There are many designs in automobiles today. The ECM controls the cam phasers shown above to rotate the camshaft, advancing or retarding the valve timing. This design does not affect the valve lift or duration.
The VVT solenoids alter hydraulic pressure between the advance and retard chambers to rotate the camshaft and adjust valve timing.
Variable Valve Lift
The VVL or variable valve lift system alters the valve lift and duration independent of crankshaft rotation.
The low-speed lobe provides a smooth idle and low-speed performance. An engine that combines VVT and VVL matches valve timing, lift, and duration through various operating conditions.
The high-speed lobe opens the intake valve further (lift) and longer (duration), increasing high-speed performance. Alternating between two camshaft lobes for each cylinder provides a smooth idle, low-speed, high-speed performance, and lower emissions.

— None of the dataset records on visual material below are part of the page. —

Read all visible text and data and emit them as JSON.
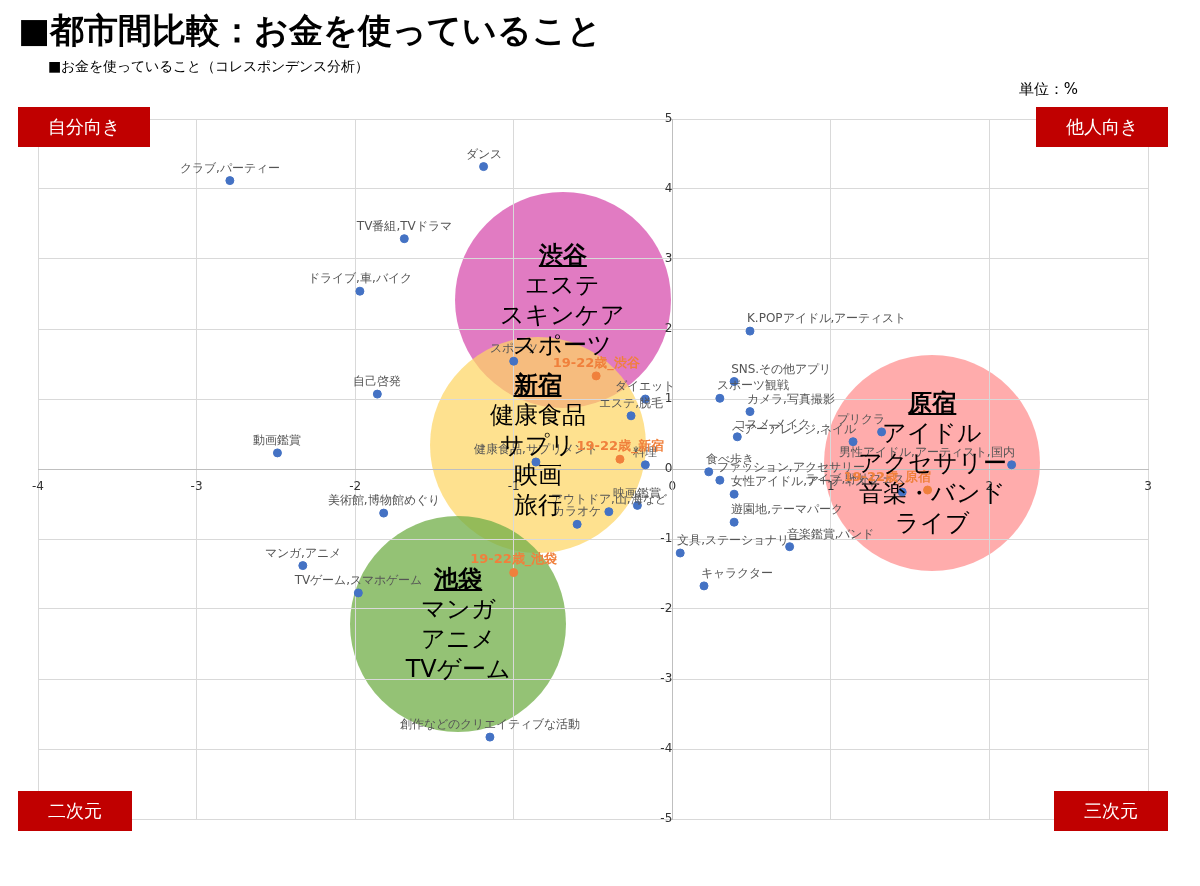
{
  "chart_data": {
    "type": "scatter",
    "title": "■都市間比較：お金を使っていること",
    "subtitle": "■お金を使っていること（コレスポンデンス分析）",
    "xlim": [
      -4,
      3
    ],
    "ylim": [
      -5,
      5
    ],
    "xticks": [
      -4,
      -3,
      -2,
      -1,
      0,
      1,
      2,
      3
    ],
    "yticks": [
      -5,
      -4,
      -3,
      -2,
      -1,
      0,
      1,
      2,
      3,
      4,
      5
    ],
    "grid": true,
    "marker": "circle",
    "series": [
      {
        "color": "#4472c4",
        "x": [
          -2.79,
          -1.19,
          -1.69,
          -1.97,
          -1.86,
          -2.49,
          -1.82,
          -2.33,
          -1.98,
          -1.15,
          0.49,
          0.39,
          0.3,
          0.49,
          0.41,
          0.23,
          0.3,
          0.39,
          0.39,
          0.74,
          0.05,
          0.2,
          -0.17,
          -0.26,
          -1.0,
          -0.86,
          -0.17,
          -0.22,
          -0.4,
          -0.6,
          1.14,
          1.32,
          2.14,
          1.45
        ],
        "values": [
          4.12,
          4.32,
          3.29,
          2.54,
          1.07,
          0.23,
          -0.63,
          -1.38,
          -1.77,
          -3.83,
          1.97,
          1.25,
          1.01,
          0.82,
          0.46,
          -0.04,
          -0.16,
          -0.36,
          -0.76,
          -1.11,
          -1.2,
          -1.67,
          1.0,
          0.76,
          1.54,
          0.1,
          0.06,
          -0.52,
          -0.61,
          -0.79,
          0.39,
          0.53,
          0.06,
          -0.33
        ],
        "value_labels": [
          "クラブ,パーティー",
          "ダンス",
          "TV番組,TVドラマ",
          "ドライブ,車,バイク",
          "自己啓発",
          "動画鑑賞",
          "美術館,博物館めぐり",
          "マンガ,アニメ",
          "TVゲーム,スマホゲーム",
          "創作などのクリエイティブな活動",
          "K.POPアイドル,アーティスト",
          "SNS.その他アプリ",
          "スポーツ観戦",
          "カメラ,写真撮影",
          "コスメ,メイク",
          "食べ歩き",
          "ファッション,アクセサリー",
          "女性アイドル,アーティスト",
          "遊園地,テーマパーク",
          "音楽鑑賞,バンド",
          "文具,ステーショナリー",
          "キャラクター",
          "ダイエット",
          "エステ,脱毛",
          "スポーツ",
          "健康食品,サプリメント",
          "料理",
          "映画鑑賞",
          "アウトドア,山,海など",
          "カラオケ",
          "ヘアーアレンジ,ネイル",
          "プリクラ",
          "男性アイドル,アーティスト,国内",
          "ライブ,野外フェス"
        ]
      },
      {
        "color": "#f0803c",
        "x": [
          -0.48,
          -0.33,
          -1.0,
          1.61
        ],
        "values": [
          1.33,
          0.14,
          -1.48,
          -0.3
        ],
        "value_labels": [
          "19-22歳_渋谷",
          "19-22歳_新宿",
          "19-22歳_池袋",
          "19-22歳_原宿"
        ]
      }
    ],
    "annotations": [
      "自分向き",
      "他人向き",
      "二次元",
      "三次元",
      "単位：%",
      "渋谷",
      "エステ",
      "スキンケア",
      "スポーツ",
      "新宿",
      "健康食品",
      "サプリ",
      "映画",
      "旅行",
      "池袋",
      "マンガ",
      "アニメ",
      "TVゲーム",
      "原宿",
      "アイドル",
      "アクセサリー",
      "音楽・バンド",
      "ライブ"
    ]
  }
}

Variable valve timing has many advantages. Holding the exhaust valve open a little longer allows a small amount of exhaust to enter the chamber, reducing NOx formation. As a result, manufacturers have designed engines without EGR valves.
Use a scanner and an ohmmeter to test the control solenoid and its circuit. A faulty VVT solenoid or valve could result in a rough idle or poor high-speed engine performance. In addition, the solenoids and actuators used to control these systems can become clogged or have electrical issues.
Unchanged oil is a big problem. Today's engines have tight tolerances and use a thinner oil than older engines. Thick contaminated oil clogs the control valve, screen, and passages in the camshaft resulting in system failure.